Патрульный сидел напротив Мишеля, ничего не говорил. Осторожно поглядывал на Мишеля, как будто несмотря на дырки в теле, несмотря на ремни, – один на груди, другой на ногах, – тот мог как-нибудь подняться и разорвать патрульного на части, и это только оправдает патрульного, который проделает в нем еще несколько дырок. Мишель совершенно не боялся патрульного, он вообще избавился от всех эмоций. Если какой-то адреналин и курсировал по его телу, давая ему смелость преследовать человека со спортивной сумкой, – он весь вышел. Пока «скорая» томно двигалась к больнице (без сирен), последние капли крови вытекали из Мишеля прямо на каталку.
Но Мишель был далеко – он шел по дороге в школу. Пытался увидеть в ветвях баньяна птицу – она пела там, он слышал. Птица прыгала с ветки на ветку, но Мишель замечал лишь кончик крыла или перо в хвосте, и она удирала на следующую ветку, все глубже и глубже в темную листву. Где-то стрекотала цикада.

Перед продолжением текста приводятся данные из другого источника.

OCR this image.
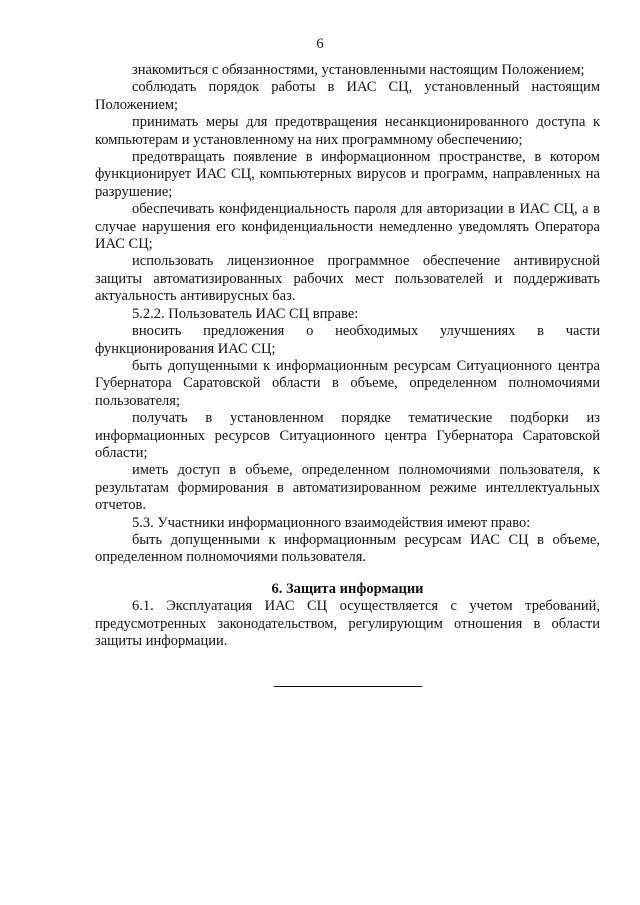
6

знакомиться с обязанностями, установленными настоящим Положением;

соблюдать порядок работы в ИАС СЦ, установленный настоящим Положением;

принимать меры для предотвращения несанкционированного доступа к компьютерам и установленному на них программному обеспечению;

предотвращать появление в информационном пространстве, в котором функционирует ИАС СЦ, компьютерных вирусов и программ, направленных на разрушение;

обеспечивать конфиденциальность пароля для авторизации в ИАС СЦ, а в случае нарушения его конфиденциальности немедленно уведомлять Оператора ИАС СЦ;

использовать лицензионное программное обеспечение антивирусной защиты автоматизированных рабочих мест пользователей и поддерживать актуальность антивирусных баз.

5.2.2. Пользователь ИАС СЦ вправе:

вносить предложения о необходимых улучшениях в части функционирования ИАС СЦ;

быть допущенными к информационным ресурсам Ситуационного центра Губернатора Саратовской области в объеме, определенном полномочиями пользователя;

получать в установленном порядке тематические подборки из информационных ресурсов Ситуационного центра Губернатора Саратовской области;

иметь доступ в объеме, определенном полномочиями пользователя, к результатам формирования в автоматизированном режиме интеллектуальных отчетов.

5.3. Участники информационного взаимодействия имеют право:

быть допущенными к информационным ресурсам ИАС СЦ в объеме, определенном полномочиями пользователя.

6. Защита информации

6.1. Эксплуатация ИАС СЦ осуществляется с учетом требований, предусмотренных законодательством, регулирующим отношения в области защиты информации.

Мишель остановился и начал карабкаться на дерево, чтобы хоть краем глаза увидеть птичку с прекрасным голосом. Кора была гладкой и скользкой, но он добрался до нижней ветки, а дальше было проще. Теплый воздух обнимал его в блестящей листве. Он упустил птичку, не знал, где верх, где низ. Потом он что-то унюхал. Старая мертвая змея с дороги – она была на дереве, скользила к нему по ветке. Мишель попробовал спрыгнуть, но не смог пошевелиться. Змея кольцом обвила его ногу, потом поднялась выше, к талии, и наконец свернулась вокруг груди. Глаза змеи смотрели прямо в глаза Мишеля.
Змея сжимала кольца, Мишель пытался задержать дыхание. Но змея не отводила от него глаз, и Мишель увидел, что змея – на самом деле Дамбала, держащий его в своих руках. Лоа понимал Мишеля, понимал, что пришлось пережить Мишелю, понимал, что Мишель совсем не хотел его убить. Просто пытался помочь ему найти выход. Мишель выдохнул, и небо потемнело, стало фиолетовым, а все листья вокруг него свернулись черной бумагой. Потом черная бумага превратилась в черную ткань, а потом ткань побелела и распалась прахом.
В приемном покое, чтобы поднять безвольное тело Мишеля с каталки, понадобилось четверо медбратьев. Пульса у Мишеля не было, давление тоже оказалось на нуле. Ему сейчас было слишком уютно. Ноги перестали болеть, Мари готовила ему сэндвич с курицей, так что он остался, где был.
55
Донна передвигалась легко и изящно. Полная пончиков, кофе, веселья, алкоголя, секса, она катила домой в большой машине Роя. Новости теперь шли без перерыва, все понимали, что это не просто стрельба, а нечто такое, что можно обсуждать неделями, может, даже событие для обложки журнала «Тайм». Машин было много, но Донне удалось объехать почти всю пробку, и вскоре она свободно катила по неширокой улице среди деревьев, обратно, к себе на кухню, к своей мебели, к сыну, мужу и кровати.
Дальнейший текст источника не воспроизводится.